Dieses Ergebnis entspricht auch dem Sinn und Zweck der §§ 14 und 34 Abs. 1 und 2 Nr. 1 EStG. Nach der Zwecksetzung dieser Vorschriften wird der Veräußerungsgewinn steuerlich begünstigt, weil alle stillen Reserven eines Betriebs aufgedeckt und in einem Veranlagungszeitraum versteuert werden und damit in voller Schärfe der Steuerprogression unterliegen. Die Veräußerung des gesamten Betriebsvermögens und die damit verbundene geballte Realisierung der stillen Reserven rechtfertigt gemäß §§ 14, 16 EStG die Gewährung der Tarifvergünstigung des § 34 Abs. 1 und 2 EStG ohne Rücksicht darauf, ob der Veräußernde die land- und forstwirtschaftliche Betätigung als Pächter "fortsetzt' oder nicht. Daß die Fortsetzung derselben betrieblichen Betätigung der Annahme einer Betriebsveräußerung nicht entgegensteht, wird besonders deutlich, wenn der Inhaber zweier gleichartiger land- und forstwirtschaftlicher Teilbetriebe einen Teilbetrieb im ganzen veräußert und den anderen fortführt. Insoweit weist das FG zu Recht darauf hin, daß auch der Steuerpflichtige, der seinen gesamten Betrieb in eine Mitunternehmerschaft einbringt, den durch Auflösung der stillen Reserven entstehenden Gewinn tarifbegünstigt versteuern kann (§ 24 Abs 3 des Umwandlungs-Steuergesetzes), obwohl er seine betriebliche Tätigkeit weiterhin als Mitunternehmer fortsetzt.

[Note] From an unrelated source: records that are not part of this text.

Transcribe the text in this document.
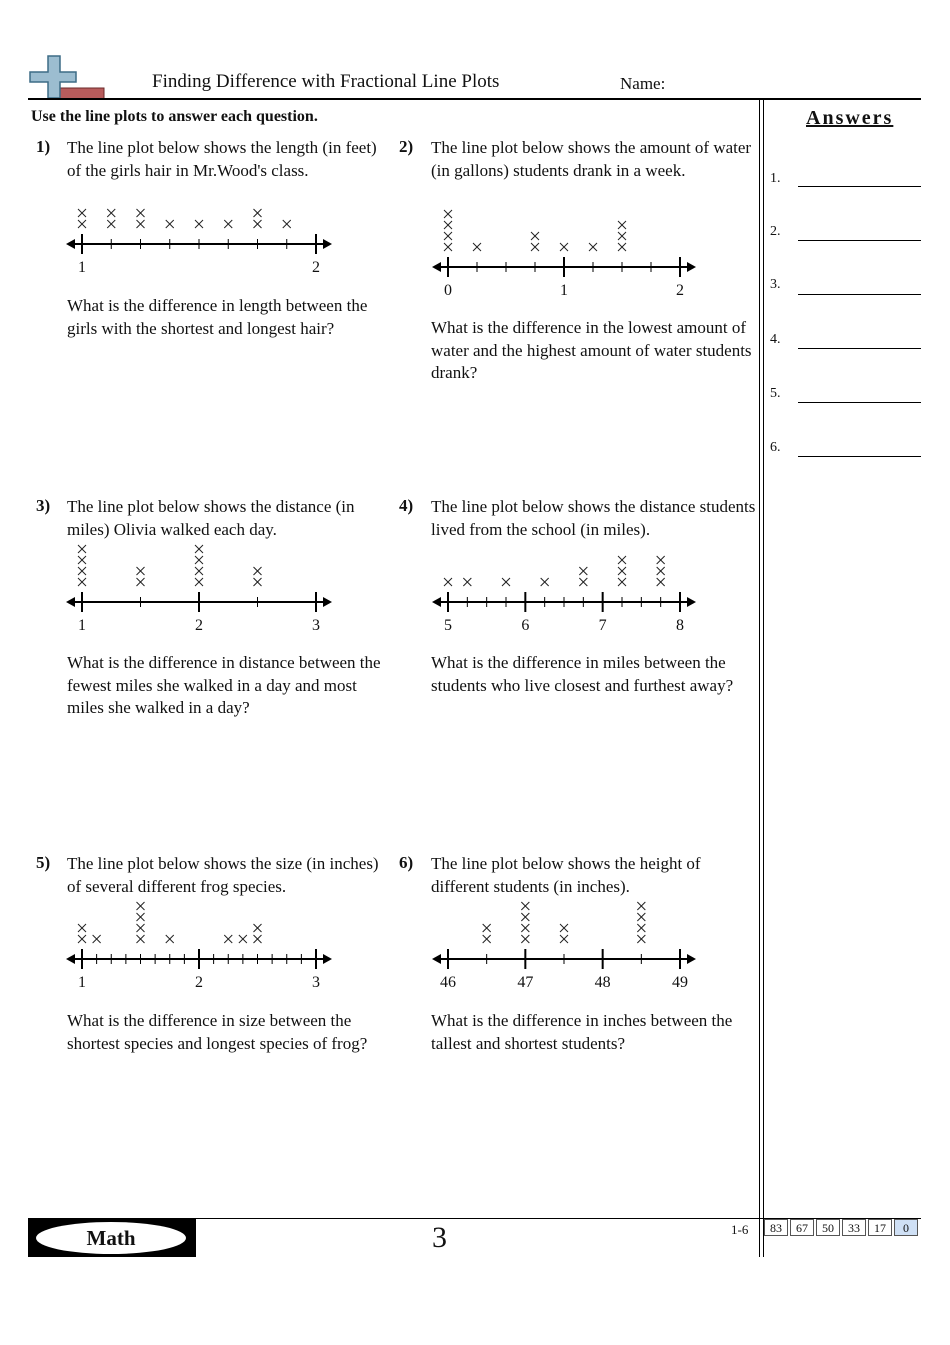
Finding Difference with Fractional Line Plots	Name:
Use the line plots to answer each question.	Answers
1.
2.
3.
4.
5.
6.
1) The line plot below shows the length (in feet) of the girls hair in Mr.Wood's class.
1	2
What is the difference in length between the girls with the shortest and longest hair?
2) The line plot below shows the amount of water (in gallons) students drank in a week.
0	1	2
What is the difference in the lowest amount of water and the highest amount of water students drank?
3) The line plot below shows the distance (in miles) Olivia walked each day.
1	2	3
What is the difference in distance between the fewest miles she walked in a day and most miles she walked in a day?
4) The line plot below shows the distance students lived from the school (in miles).
5	6	7	8
What is the difference in miles between the students who live closest and furthest away?
5) The line plot below shows the size (in inches) of several different frog species.
1	2	3
What is the difference in size between the shortest species and longest species of frog?
6) The line plot below shows the height of different students (in inches).
46	47	48	49
What is the difference in inches between the tallest and shortest students?
Math	3	1-6	83	67	50	33	17	0
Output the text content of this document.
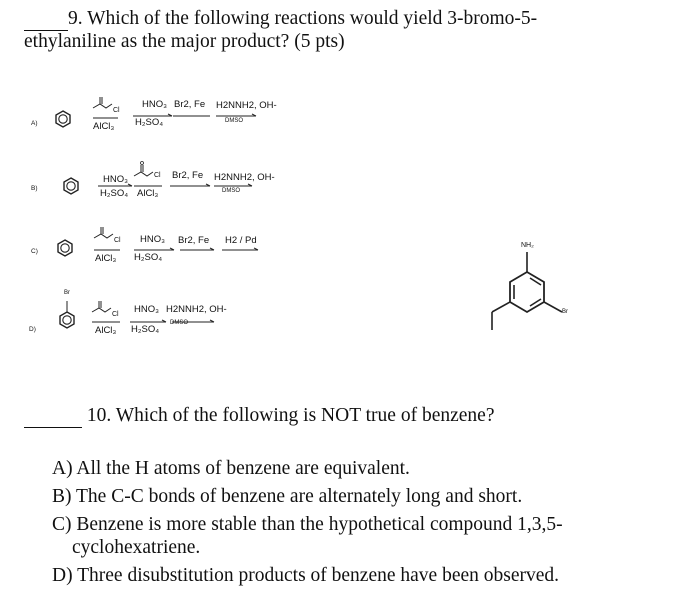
9. Which of the following reactions would yield 3-bromo-5-
ethylaniline as the major product? (5 pts)
A)
Cl
AlCl₃
HNO₃
H₂SO₄
Br2, Fe H2NNH2, OH-
DMSO
B)
HNO₃
H₂SO₄
Cl
AlCl₃
Br2, Fe H2NNH2, OH-
DMSO
C)
Cl
AlCl₃
HNO₃
H₂SO₄
Br2, Fe H2 / Pd
D)
Br
Cl
AlCl₃
HNO₃
H₂SO₄
H2NNH2, OH-
DMSO
NH₂
Br
10. Which of the following is NOT true of benzene?
A) All the H atoms of benzene are equivalent.
B) The C-C bonds of benzene are alternately long and short.
C) Benzene is more stable than the hypothetical compound 1,3,5-
cyclohexatriene.
D) Three disubstitution products of benzene have been observed.
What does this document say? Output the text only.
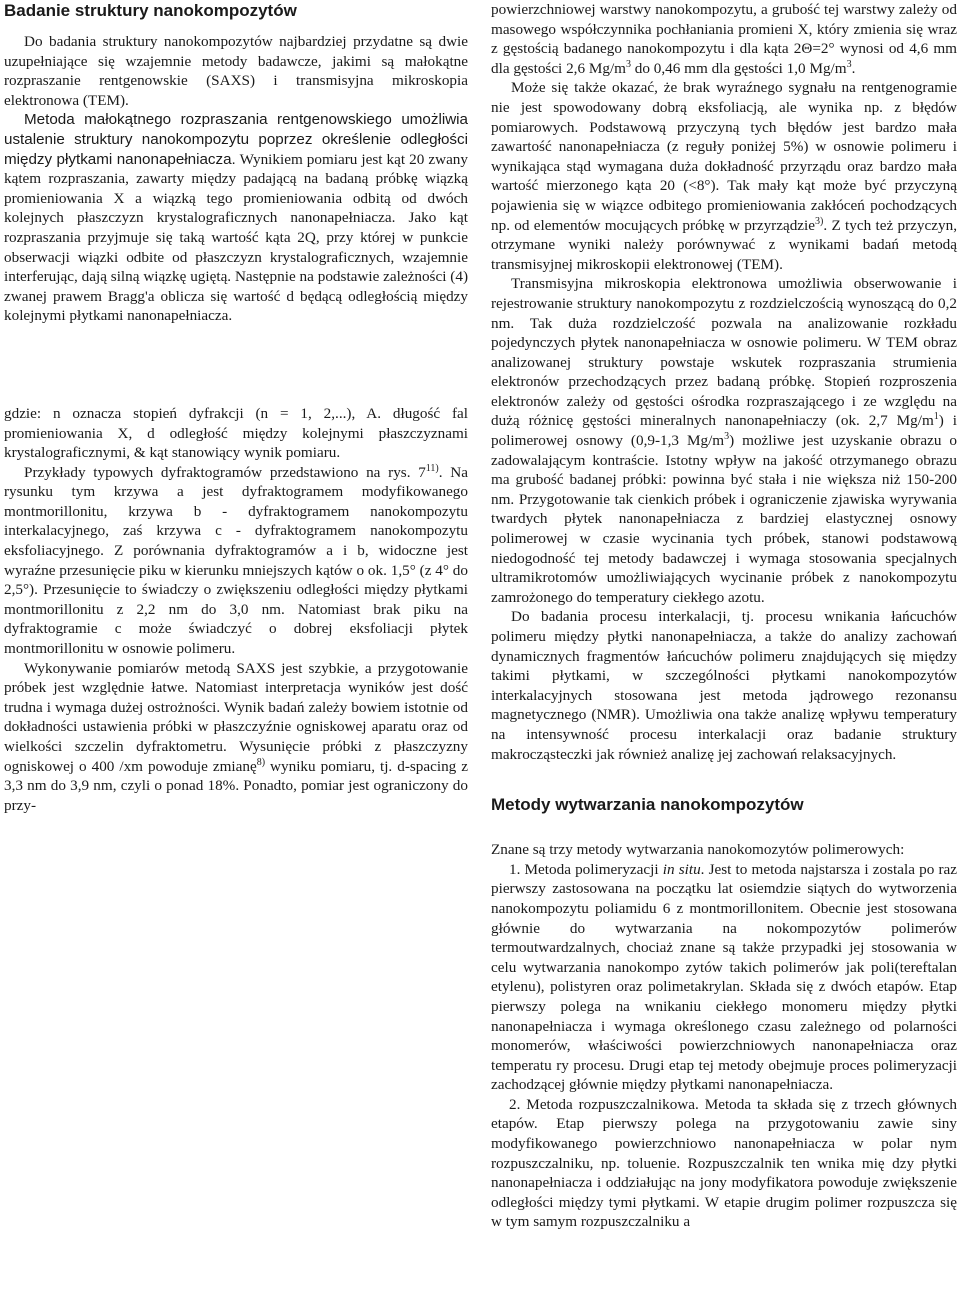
Badanie struktury nanokompozytów

Do badania struktury nanokompozytów najbardziej przydatne są dwie uzupełniające się wzajemnie metody badawcze, jakimi są małokątne rozpraszanie rentgenowskie (SAXS) i transmisyjna mikroskopia elektronowa (TEM).

Metoda małokątnego rozpraszania rentgenowskiego umożliwia ustalenie struktury nanokompozytu poprzez określenie odległości między płytkami nanonapełniacza. Wynikiem pomiaru jest kąt 20 zwany kątem rozpraszania, zawarty między padającą na badaną próbkę wiązką promieniowania X a wiązką tego promieniowania odbitą od dwóch kolejnych płaszczyzn krystalograficznych nanonapełniacza. Jako kąt rozpraszania przyjmuje się taką wartość kąta 2Q, przy której w punkcie obserwacji wiązki odbite od płaszczyzn krystalograficznych, wzajemnie interferując, dają silną wiązkę ugiętą. Następnie na podstawie zależności (4) zwanej prawem Bragg'a oblicza się wartość d będącą odległością między kolejnymi płytkami nanonapełniacza.

gdzie: n oznacza stopień dyfrakcji (n = 1, 2,...), A. długość fal promieniowania X, d odległość między kolejnymi płaszczyznami krystalograficznymi, & kąt stanowiący wynik pomiaru.

Przykłady typowych dyfraktogramów przedstawiono na rys. 7$^{11)}$. Na rysunku tym krzywa a jest dyfraktogramem modyfikowanego montmorillonitu, krzywa b - dyfraktogramem nanokompozytu interkalacyjnego, zaś krzywa c - dyfraktogramem nanokompozytu eksfoliacyjnego. Z porównania dyfraktogramów a i b, widoczne jest wyraźne przesunięcie piku w kierunku mniejszych kątów o ok. 1,5° (z 4° do 2,5°). Przesunięcie to świadczy o zwiększeniu odległości między płytkami montmorillonitu z 2,2 nm do 3,0 nm. Natomiast brak piku na dyfraktogramie c może świadczyć o dobrej eksfoliacji płytek montmorillonitu w osnowie polimeru.

Wykonywanie pomiarów metodą SAXS jest szybkie, a przygotowanie próbek jest względnie łatwe. Natomiast interpretacja wyników jest dość trudna i wymaga dużej ostrożności. Wynik badań zależy bowiem istotnie od dokładności ustawienia próbki w płaszczyźnie ogniskowej aparatu oraz od wielkości szczelin dyfraktometru. Wysunięcie próbki z płaszczyzny ogniskowej o 400 /xm powoduje zmianę$^{8)}$ wyniku pomiaru, tj. d-spacing z 3,3 nm do 3,9 nm, czyli o ponad 18%. Ponadto, pomiar jest ograniczony do przy-

powierzchniowej warstwy nanokompozytu, a grubość tej warstwy zależy od masowego współczynnika pochłaniania promieni X, który zmienia się wraz z gęstością badanego nanokompozytu i dla kąta 2Θ=2° wynosi od 4,6 mm dla gęstości 2,6 $Mg/m^3$ do 0,46 mm dla gęstości 1,0 $Mg/m^3$.

Może się także okazać, że brak wyraźnego sygnału na rentgenogramie nie jest spowodowany dobrą eksfoliacją, ale wynika np. z błędów pomiarowych. Podstawową przyczyną tych błędów jest bardzo mała zawartość nanonapełniacza (z reguły poniżej 5%) w osnowie polimeru i wynikająca stąd wymagana duża dokładność przyrządu oraz bardzo mała wartość mierzonego kąta 20 (<8°). Tak mały kąt może być przyczyną pojawienia się w wiązce odbitego promieniowania zakłóceń pochodzących np. od elementów mocujących próbkę w przyrządzie$^{3)}$. Z tych też przyczyn, otrzymane wyniki należy porównywać z wynikami badań metodą transmisyjnej mikroskopii elektronowej (TEM).

Transmisyjna mikroskopia elektronowa umożliwia obserwowanie i rejestrowanie struktury nanokompozytu z rozdzielczością wynoszącą do 0,2 nm. Tak duża rozdzielczość pozwala na analizowanie rozkładu pojedynczych płytek nanonapełniacza w osnowie polimeru. W TEM obraz analizowanej struktury powstaje wskutek rozpraszania strumienia elektronów przechodzących przez badaną próbkę. Stopień rozproszenia elektronów zależy od gęstości ośrodka rozpraszającego i ze względu na dużą różnicę gęstości mineralnych nanonapełniaczy (ok. 2,7 $Mg/m^1$) i polimerowej osnowy (0,9-1,3 $Mg/m^3$) możliwe jest uzyskanie obrazu o zadowalającym kontraście. Istotny wpływ na jakość otrzymanego obrazu ma grubość badanej próbki: powinna być stała i nie większa niż 150-200 nm. Przygotowanie tak cienkich próbek i ograniczenie zjawiska wyrywania twardych płytek nanonapełniacza z bardziej elastycznej osnowy polimerowej w czasie wycinania tych próbek, stanowi podstawową niedogodność tej metody badawczej i wymaga stosowania specjalnych ultramikrotomów umożliwiających wycinanie próbek z nanokompozytu zamrożonego do temperatury ciekłego azotu.

Do badania procesu interkalacji, tj. procesu wnikania łańcuchów polimeru między płytki nanonapełniacza, a także do analizy zachowań dynamicznych fragmentów łańcuchów polimeru znajdujących się między takimi płytkami, w szczególności płytkami nanokompozytów interkalacyjnych stosowana jest metoda jądrowego rezonansu magnetycznego (NMR). Umożliwia ona także analizę wpływu temperatury na intensywność procesu interkalacji oraz badanie struktury makrocząsteczki jak również analizę jej zachowań relaksacyjnych.

Metody wytwarzania nanokompozytów

Znane są trzy metody wytwarzania nanokomozytów polimerowych:

1. Metoda polimeryzacji in situ. Jest to metoda najstarsza i zostala po raz pierwszy zastosowana na początku lat osiemdzie siątych do wytworzenia nanokompozytu poliamidu 6 z montmorillonitem. Obecnie jest stosowana głównie do wytwarzania na nokompozytów polimerów termoutwardzalnych, chociaż znane są także przypadki jej stosowania w celu wytwarzania nanokompo zytów takich polimerów jak poli(tereftalan etylenu), polistyren oraz polimetakrylan. Składa się z dwóch etapów. Etap pierwszy polega na wnikaniu ciekłego monomeru między płytki nanonapełniacza i wymaga określonego czasu zależnego od polarności monomerów, właściwości powierzchniowych nanonapełniacza oraz temperatu ry procesu. Drugi etap tej metody obejmuje proces polimeryzacji zachodzącej głównie między płytkami nanonapełniacza.

2. Metoda rozpuszczalnikowa. Metoda ta składa się z trzech głównych etapów. Etap pierwszy polega na przygotowaniu zawie siny modyfikowanego powierzchniowo nanonapełniacza w polar nym rozpuszczalniku, np. toluenie. Rozpuszczalnik ten wnika mię dzy płytki nanonapełniacza i oddziałując na jony modyfikatora powoduje zwiększenie odległości między tymi płytkami. W etapie drugim polimer rozpuszcza się w tym samym rozpuszczalniku a
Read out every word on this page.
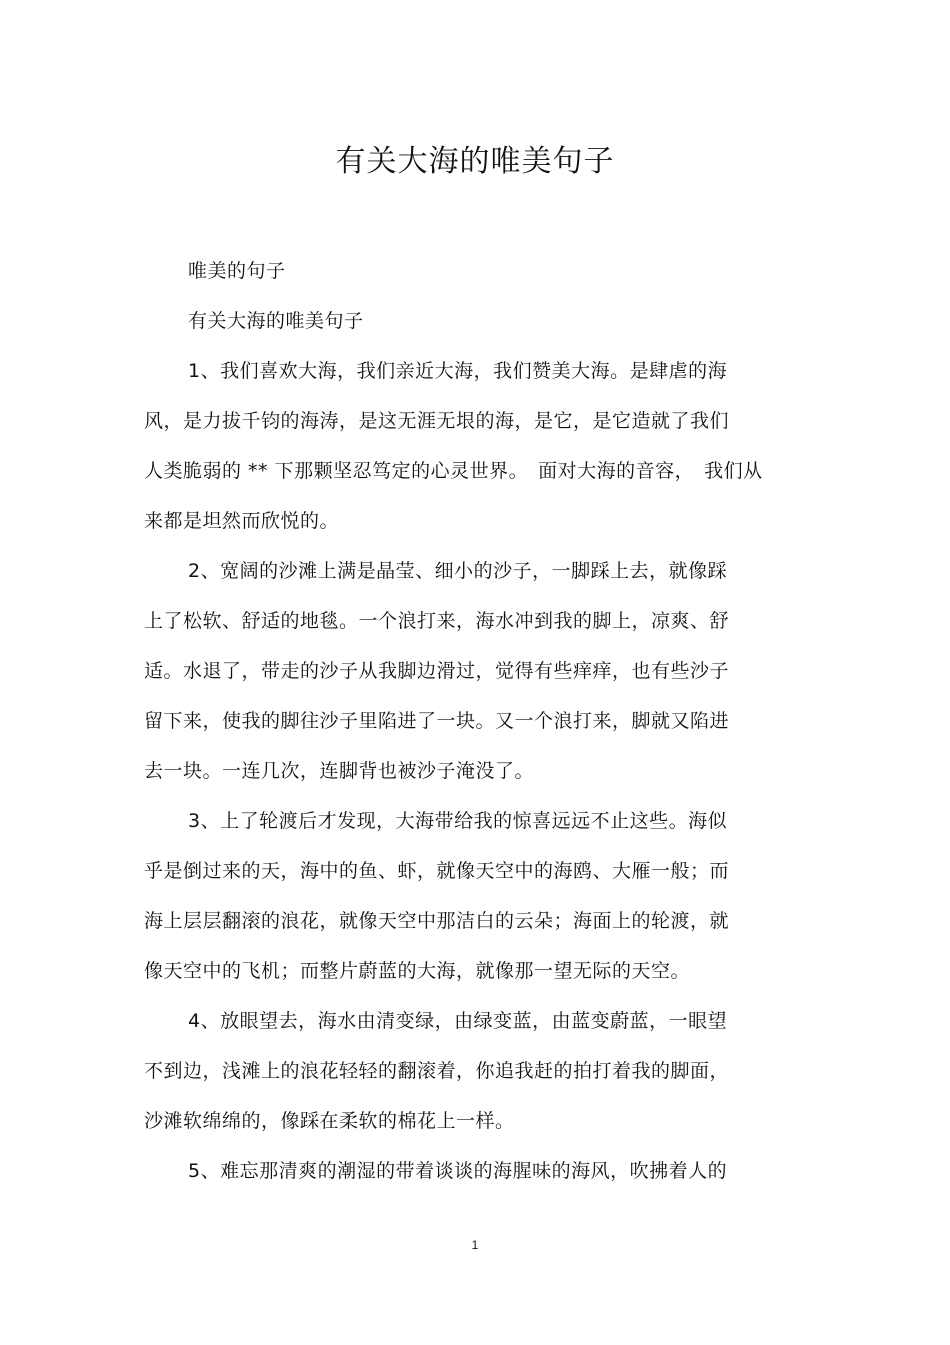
有关大海的唯美句子
唯美的句子
有关大海的唯美句子
1、我们喜欢大海，我们亲近大海，我们赞美大海。是肆虐的海
风，是力拔千钧的海涛，是这无涯无垠的海，是它，是它造就了我们
人类脆弱的 ** 下那颗坚忍笃定的心灵世界。　面对大海的音容，　我们从
来都是坦然而欣悦的。
2、宽阔的沙滩上满是晶莹、细小的沙子，一脚踩上去，就像踩
上了松软、舒适的地毯。一个浪打来，海水冲到我的脚上，凉爽、舒
适。水退了，带走的沙子从我脚边滑过，觉得有些痒痒，也有些沙子
留下来，使我的脚往沙子里陷进了一块。又一个浪打来，脚就又陷进
去一块。一连几次，连脚背也被沙子淹没了。
3、上了轮渡后才发现，大海带给我的惊喜远远不止这些。海似
乎是倒过来的天，海中的鱼、虾，就像天空中的海鸥、大雁一般；而
海上层层翻滚的浪花，就像天空中那洁白的云朵；海面上的轮渡，就
像天空中的飞机；而整片蔚蓝的大海，就像那一望无际的天空。
4、放眼望去，海水由清变绿，由绿变蓝，由蓝变蔚蓝，一眼望
不到边，浅滩上的浪花轻轻的翻滚着，你追我赶的拍打着我的脚面，
沙滩软绵绵的，像踩在柔软的棉花上一样。
5、难忘那清爽的潮湿的带着谈谈的海腥味的海风，吹拂着人的
1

Es kann auch nicht der Auffassung des FA gefolgt werden, daß der veräußerte Betrieb und der gepachtete Betrieb identisch seien. Zwar hat der BFH (Urteil vom 24. Juni 1976 IV R 200/72, BFHE 119, 430, BStBl II 1976, 672) entschieden, daß im Fall einer Betriebsaufgabe und Neueröffnung eines Betriebs die Identität bejaht werden müsse, wenn wesentliche Betriebsgrundlagen mit erheblichen stillen Reserven ohne deren Realisierung in den neuen Betrieb überführt würden. Diese Voraussetzungen liegen aber im Streitfall nicht vor. Werden, wie vorliegend, die wesentlichen Grundlagen eines Betriebs unter Auflösung der stillen Reserven veräußert und verpachtet der Erwerber das Betriebsvermögen an den Veräußerer zurück, kann eine Identität zwischen dem veräußerten und dem gepachteten Betrieb wegen Fehlens der Identität der wesentlichen Betriebsgrundlagen nicht angenommen werden.